# Best Subminiature?



## Mitica100 (Dec 15, 2003)

I wonder what do you all think is the best subminiature camera?

Of course, the logical choice would be Minox, but then what after that?


----------



## ksmattfish (Dec 16, 2003)

I've never had a chance to shoot and print from a Minox; the one in my collection is non-functioning. 

I've used my Olympus Pen D for a few rolls.  It's kind of fun.  It shoots 1/2 frames on 35mm.

My favorite 16mm film camera is my Viscawide 16 ST-D.  It's a swing lens pano camera; it's like a 16mm Widelux/Noblex/Horizont.  It takes pretty good pics (I've been using 16mm Pan-X movie film), and of course, swing lens cameras are such a blast to use.  It has two shutter speeds: approx 1/100th and 1/500th sec.  And apertures from f/3.5 to f/16.  I bulk load the film into cassettes that came with the camera.  In it's leather case it's shaped like a brick about 1.75" x 2" x 4.5", so it's pretty small, but it's solid metal so it's heavy.

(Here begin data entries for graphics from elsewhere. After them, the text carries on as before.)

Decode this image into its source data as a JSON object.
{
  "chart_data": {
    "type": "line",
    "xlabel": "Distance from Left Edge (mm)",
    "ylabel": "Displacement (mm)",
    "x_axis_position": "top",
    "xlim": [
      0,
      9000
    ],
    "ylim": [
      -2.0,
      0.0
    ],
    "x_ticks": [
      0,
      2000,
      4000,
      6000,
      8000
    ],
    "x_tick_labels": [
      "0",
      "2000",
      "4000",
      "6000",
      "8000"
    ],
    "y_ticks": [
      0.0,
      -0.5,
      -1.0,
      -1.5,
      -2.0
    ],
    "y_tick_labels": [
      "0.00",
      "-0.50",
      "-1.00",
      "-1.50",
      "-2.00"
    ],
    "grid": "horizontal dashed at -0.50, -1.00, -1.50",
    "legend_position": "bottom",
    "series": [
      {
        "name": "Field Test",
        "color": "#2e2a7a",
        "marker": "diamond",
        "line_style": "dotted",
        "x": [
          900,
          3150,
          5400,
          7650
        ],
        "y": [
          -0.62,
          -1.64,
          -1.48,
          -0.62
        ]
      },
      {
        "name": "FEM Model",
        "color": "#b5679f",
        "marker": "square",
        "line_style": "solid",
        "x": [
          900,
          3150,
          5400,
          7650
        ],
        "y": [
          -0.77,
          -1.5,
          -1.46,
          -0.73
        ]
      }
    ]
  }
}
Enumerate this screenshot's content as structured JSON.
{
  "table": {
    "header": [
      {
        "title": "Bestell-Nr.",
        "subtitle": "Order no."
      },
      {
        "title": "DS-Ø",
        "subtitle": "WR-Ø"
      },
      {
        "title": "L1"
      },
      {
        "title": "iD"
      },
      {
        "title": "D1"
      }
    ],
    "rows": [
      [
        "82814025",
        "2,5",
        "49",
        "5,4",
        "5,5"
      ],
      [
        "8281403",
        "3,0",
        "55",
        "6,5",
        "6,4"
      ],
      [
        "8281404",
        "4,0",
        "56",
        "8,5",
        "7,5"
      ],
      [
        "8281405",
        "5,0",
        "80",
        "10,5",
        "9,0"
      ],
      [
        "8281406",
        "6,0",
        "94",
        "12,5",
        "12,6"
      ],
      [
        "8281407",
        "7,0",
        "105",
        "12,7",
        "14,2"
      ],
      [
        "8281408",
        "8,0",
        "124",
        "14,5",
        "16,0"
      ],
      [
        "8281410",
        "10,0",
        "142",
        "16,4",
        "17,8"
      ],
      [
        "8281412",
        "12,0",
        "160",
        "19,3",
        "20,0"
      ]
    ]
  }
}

Since I've discovered MF folders I've pretty much stopped using 35mm.  When I print it in the darkroom it seems minature to me.


----------



## Mitica100 (Dec 16, 2003)

ksmattfish said:
			
		

> I've never had a chance to shoot and print from a Minox; the one in my collection is non-functioning.
> 
> I've used my Olympus Pen D for a few rolls.  It's kind of fun.  It shoots 1/2 frames on 35mm.
> 
> My favorite 16mm film camera is my Viscawide 16 ST-D.  It's a swing lens pano camera; it's like a 16mm Widelux/Noblex/Horizont.  It takes pretty good pics (I've been using 16mm Pan-X movie film), and of course, swing lens cameras are such a blast to use.



Yeah, it's amazing how Olympus managed to make such an ultra compact SLR.  I've shot a few rolls on one and was very pleased with the results. I also tried Canon's motorized 1/2 frame camera.  Motor is actually spring loaded and optics are quite good.  One monstruosity that I also tried and was impressed by its lens quality was Universal's Mercury II, a 1/2 frame non RF camera.  Probably one of the ugliest around.

I've never done panoramics though.     They sure sound like fun.


----------



## ksmattfish (Dec 16, 2003)

I like the Viscawide because even though it's using 16mm film, since it's a true panoramic frame, it's actually larger than a "pano"-crop taken on 35mm film.


----------